Es handelt sich hier um eine eigentümliche Erscheinung, wofür wir keine genügende Erklärung geben können. Wie bekannt, werden die Arbeitsbedingungen dieser Arbeiter von dem Gemeinderat festgesetzt. Daneben gibt es dann einen ganzen offiziellen Apparat von Schlichtungsausschüssen mit Interessenvertretungen von Seiten der Gewerkschaften und der Verwaltung der Betriebe, an welchen dann auch alle Gewerkschaften, ausgenommen die obengenannten B.O.’s, teilnehmen. Hier ist in dem Kampf um die „Besserung der Arbeitsbedingungen“ also der Weg der „Demokratie“ voll ausgebaut, und gerade hier bilden sich für Holland die ersten Ansätze des Selbsthandelns der Arbeiter. Man kann sagen, dass die Arbeiter ihre Organisation völlig in der Hand haben.
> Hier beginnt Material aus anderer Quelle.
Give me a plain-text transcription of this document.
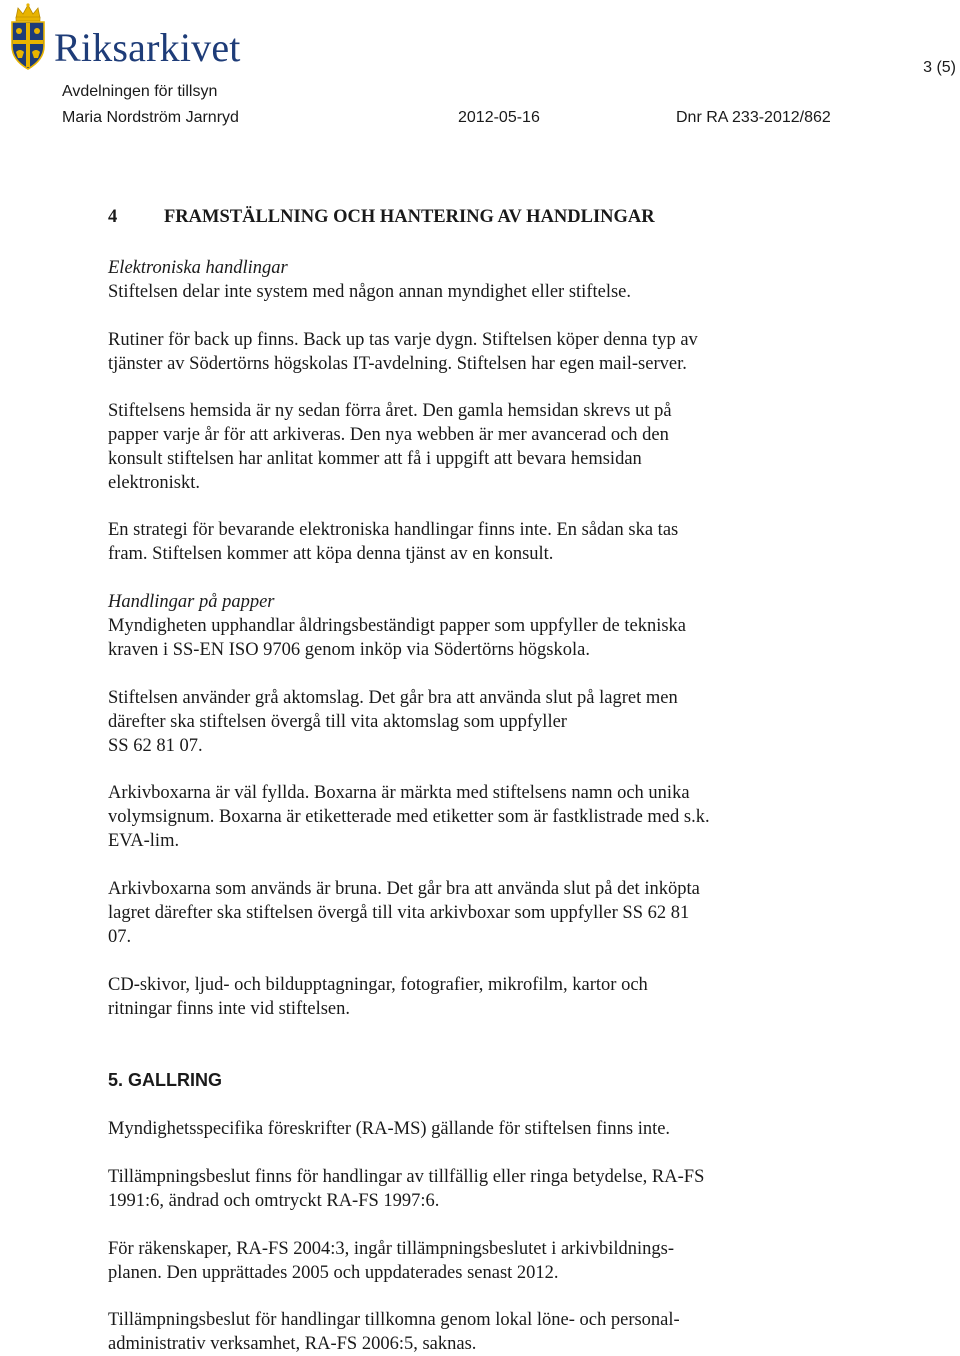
Riksarkivet
Avdelningen för tillsyn
Maria Nordström Jarnryd	2012-05-16	Dnr RA 233-2012/862
3 (5)
4	FRAMSTÄLLNING OCH HANTERING AV HANDLINGAR
Elektroniska handlingar
Stiftelsen delar inte system med någon annan myndighet eller stiftelse.
Rutiner för back up finns. Back up tas varje dygn. Stiftelsen köper denna typ av
tjänster av Södertörns högskolas IT-avdelning. Stiftelsen har egen mail-server.
Stiftelsens hemsida är ny sedan förra året. Den gamla hemsidan skrevs ut på
papper varje år för att arkiveras. Den nya webben är mer avancerad och den
konsult stiftelsen har anlitat kommer att få i uppgift att bevara hemsidan
elektroniskt.
En strategi för bevarande elektroniska handlingar finns inte. En sådan ska tas
fram. Stiftelsen kommer att köpa denna tjänst av en konsult.
Handlingar på papper
Myndigheten upphandlar åldringsbeständigt papper som uppfyller de tekniska
kraven i SS-EN ISO 9706 genom inköp via Södertörns högskola.
Stiftelsen använder grå aktomslag. Det går bra att använda slut på lagret men
därefter ska stiftelsen övergå till vita aktomslag som uppfyller
SS 62 81 07.
Arkivboxarna är väl fyllda. Boxarna är märkta med stiftelsens namn och unika
volymsignum. Boxarna är etiketterade med etiketter som är fastklistrade med s.k.
EVA-lim.
Arkivboxarna som används är bruna. Det går bra att använda slut på det inköpta
lagret därefter ska stiftelsen övergå till vita arkivboxar som uppfyller SS 62 81
07.
CD-skivor, ljud- och bildupptagningar, fotografier, mikrofilm, kartor och
ritningar finns inte vid stiftelsen.
5. GALLRING
Myndighetsspecifika föreskrifter (RA-MS) gällande för stiftelsen finns inte.
Tillämpningsbeslut finns för handlingar av tillfällig eller ringa betydelse, RA-FS
1991:6, ändrad och omtryckt RA-FS 1997:6.
För räkenskaper, RA-FS 2004:3, ingår tillämpningsbeslutet i arkivbildnings-
planen. Den upprättades 2005 och uppdaterades senast 2012.
Tillämpningsbeslut för handlingar tillkomna genom lokal löne- och personal-
administrativ verksamhet, RA-FS 2006:5, saknas.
Wie oben schon bemerkt, können wir keine genügende Erklärung für diese Entwicklung geben. Man kann darauf hinweisen, dass die Praxis der ausgebauten „Demokratie“ gleich ihre Unzulänglichkeit bewiesen hat. Doch ist das nicht genügend, die mehr revolutionäre Gesinnung der städtischen Arbeiter zu erklären. Ihre Arbeitsbedingungen sind etwas besser als in den „privaten“ Betrieben, ihre „Rechtsposition“ ist besser gesichert, sie werden nicht so stark von den Schwankungen der „Konjunktur“ betroffen. In Beziehung zur „Privatwirtschaft“ haben sie ohne weiteres etwas zu verlieren.

Eine experimentelle Untersuchung nach den ideologischen Verhältnissen bei diesen Arbeitern ist durchaus wichtig.

Der Form nach haben diese Arbeiter also die revolutionäre B.O. verwesentlicht, dem Inhalt nach aber noch lange nicht. Diese Bewegung ist als revolutionäre Bewegung schließlich auch zum Tode verurteilt, weil sie bis jetzt doch nicht MEHR als eine Gewerkschaftsbewegung ist. Wie sie jetzt schon auf das tote Gleis geschoben wird, untersuchen wir nächste Woche.